Peniskarzinom

Beim Peniskarzinom handelt es sich meist um ein Plattenepithelkarzinom, welches am häufigsten an der Eichel und der Vorhaut auftritt, jedoch auch auf den Penisschaft und benachbarte Strukturen übergreifen kann. Das Peniskarzinom ist eine sehr seltene Erkrankung und betrifft üblicherweise den älteren Mann. In Deutschland erkranken jährlich etwa 800 Männer neu an einem Peniskarzinom. Der Altersgipfel liegt hierbei bei über 60 Jahren.

Als häufigste Ursache sind immer wiederkehrende Entzündungen an der Eichel und der Vorhaut meist infolge mangelnder Hygiene zu nennen - vor allem in Verbindung mit einer Vorhautverengung (Phimose). So kommt das Peniskarzinom bei in der Kindheit beschnittenen Männern sehr selten vor. Jedoch hat die Beschneidung im Erwachsenenalter keine präventive Wirkung mehr. Als weitere Ursache für ein Peniskarzinom gelten zudem Infektionen mit humanen Papillomaviren – insbesondere die Subtypen 16 und 18. Die Entwicklung eines Karzinoms verläuft häufig über Vorstufen, den Präkanzerosen, aus denen sich im Verlauf ein bösartiger Tumor entwickeln kann.
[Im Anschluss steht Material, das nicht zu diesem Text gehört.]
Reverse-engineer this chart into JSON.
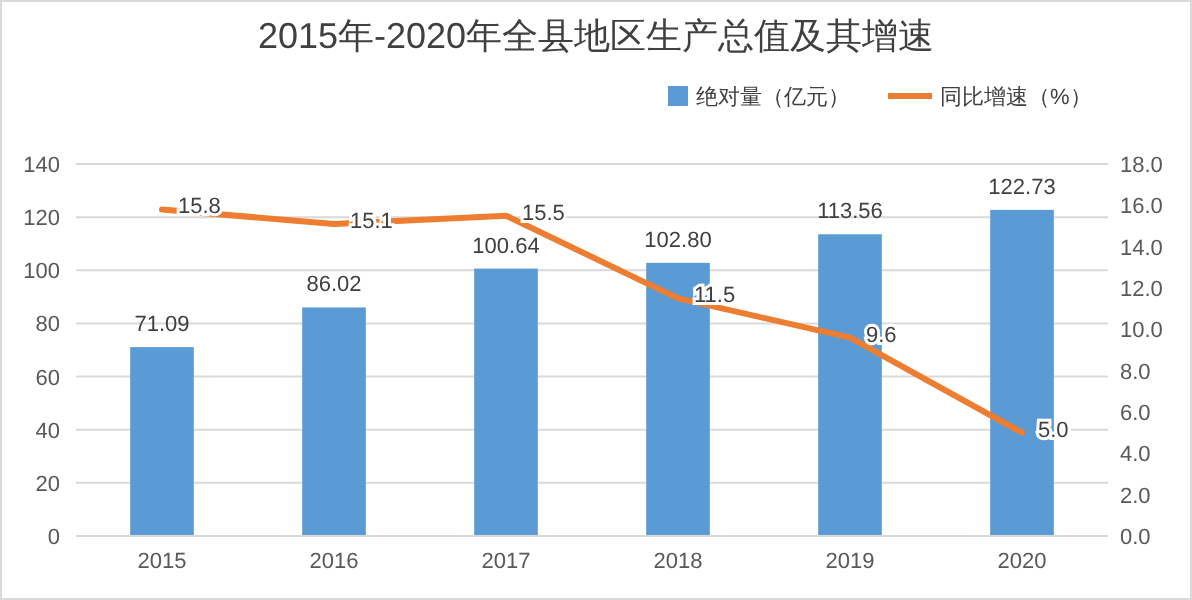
{
  "chart_data": {
    "type": "bar",
    "title": "2015年-2020年全县地区生产总值及其增速",
    "categories": [
      "2015",
      "2016",
      "2017",
      "2018",
      "2019",
      "2020"
    ],
    "series": [
      {
        "name": "绝对量（亿元）",
        "color": "#5b9bd5",
        "values": [
          71.09,
          86.02,
          100.64,
          102.8,
          113.56,
          122.73
        ],
        "value_labels": [
          "71.09",
          "86.02",
          "100.64",
          "102.80",
          "113.56",
          "122.73"
        ]
      },
      {
        "name": "同比增速（%）",
        "type": "line",
        "axis": "y2",
        "color": "#ed7d31",
        "values": [
          15.8,
          15.1,
          15.5,
          11.5,
          9.6,
          5.0
        ],
        "value_labels": [
          "15.8",
          "15.1",
          "15.5",
          "11.5",
          "9.6",
          "5.0"
        ]
      }
    ],
    "ylim": [
      0,
      140
    ],
    "yticks": [
      0,
      20,
      40,
      60,
      80,
      100,
      120,
      140
    ],
    "y2lim": [
      0,
      18
    ],
    "y2ticks": [
      {
        "value": 0,
        "label": "0.0"
      },
      {
        "value": 2,
        "label": "2.0"
      },
      {
        "value": 4,
        "label": "4.0"
      },
      {
        "value": 6,
        "label": "6.0"
      },
      {
        "value": 8,
        "label": "8.0"
      },
      {
        "value": 10,
        "label": "10.0"
      },
      {
        "value": 12,
        "label": "12.0"
      },
      {
        "value": 14,
        "label": "14.0"
      },
      {
        "value": 16,
        "label": "16.0"
      },
      {
        "value": 18,
        "label": "18.0"
      }
    ],
    "grid": "y",
    "legend": "top right",
    "marker": "none",
    "line_style": "solid"
  }
}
In frühen Stadien zeigen sich meist unspezifische Hautveränderungen wie Rötungen oder Beläge der Eichel und Vorhaut, die oftmals von einer Entzündung nicht zu unterscheiden sind.  Dadurch werden sie häufig übersehen oder nicht weiter beachtet. Charakteristisch sind Rötungen und knötchenartige Verhärtungen, die trotz lokaler Therapie bestehen bleiben. In späteren Stadien imponiert das Peniskarzinom als blumenkohlartiger Tumor, welcher zu Blutungen neigen kann. Oftmals sind in diesem Stadium bereits die Lymphknoten im Bereich der Leiste befallen, die durch tastbare Verhärtungen gekennzeichnet sind.